Over the centuries, as the clans became more established, this system crystallised into the peculiar Aranese method that determined the rulership for millennia to come. At first elected by chosen representatives, ceaseless quarrelling meant that the Jeantar, as this office became known, had to win his place, rather than be elected. He did so by winning more points in the Tournament than any other. The Jeantar then defended his title against all comers the next summer, ceding power to another if he lost, but prolonging his tenure by another year if he won. In this way peace and unity was achieved, power being swapped around between the competing clans by endless generations of chivalric knights.
The folk of Aranar could, at times, come together and fight as one for some great cause.
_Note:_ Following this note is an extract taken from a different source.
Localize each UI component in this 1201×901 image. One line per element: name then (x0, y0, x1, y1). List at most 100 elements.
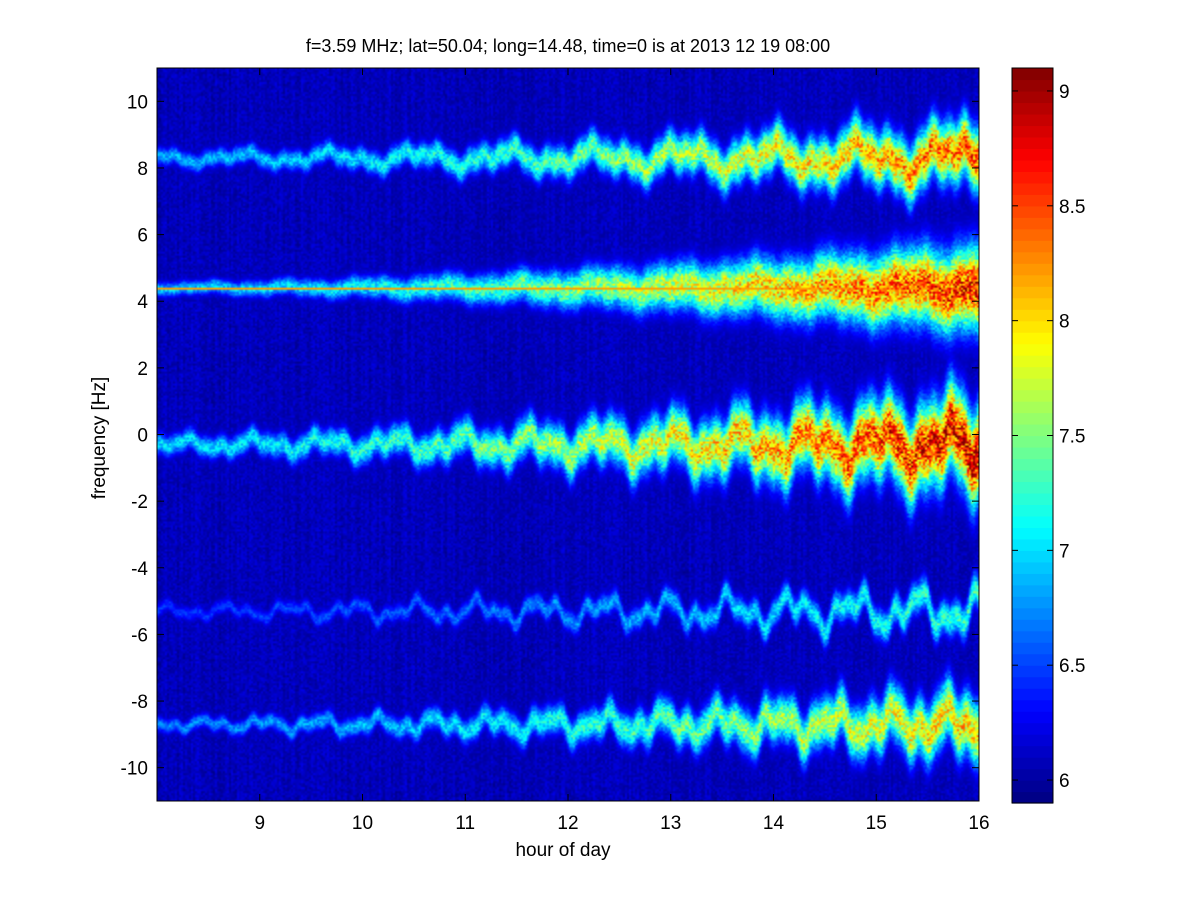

The First War of Kurundar was one such event, when Jeantar Mirhorn I of the Eagle Clan led a great cavalry north to join the great alliance of nations that overthrew the power of Urunmar. By and large, though, these events were rare, and Aranar mostly concentrated on internal affairs and exhausted its energies on ceaseless tourneying.
Aranar did participate in the short-lived experiment of the Great Union, an attempt at collaborative government for all the Free Peoples, but when it went awry she returned to her old ways quickly. Apart from brief flurries of civil war, Aranar was largely peaceful until the rise of the Silver Empire, when Lancearon sought to subdue the whole of Astrom, thinking he alone could unite the Free Peoples against the returning threat of Kurundar. Aranar resisted this design and fought stubbornly to preserve its independence.
The result was a slow, inexorable, but incomplete conquest of Aranar whereby the western half of the realm fell under imperial sway, but the eastern part remained free and febrile. Some clans submitted to Lancearon, but others only stopped fighting his legions when the Second War of Kurundar broke out at the end of the Third Chapter. Far more successful than in the First War, this time Kurundar overran most of Aranar, reaching even to the Vanri, and the desperate coalition of empire and free clans was barely sufficient to prevent him going further. Only a superhuman effort by the Free Peoples, belatedly aided by Maristonia under its newly restored King Curillian, defeated Kurundar a second time.
The Silver Empire was a spent force by the time Aranar was liberated, and so it was not long afterwards that Lancearon’s forces retreated back across the Elarim, leaving Aranar independent once more, scarred but free. The clans resumed their old way of life, competing annually to become Jeantar against a backdrop of ever-shifting clan fortunes. In the Fourth Chapter Aranar had troubles with Dorzandian hill-men and Harracks, but then Kurundar arose again to make the whole world look north. Such was the hour when the invite arrived at the Jeantar’s Palace, bidding the horse-lords come and compete at the Tournament of Oron Amular.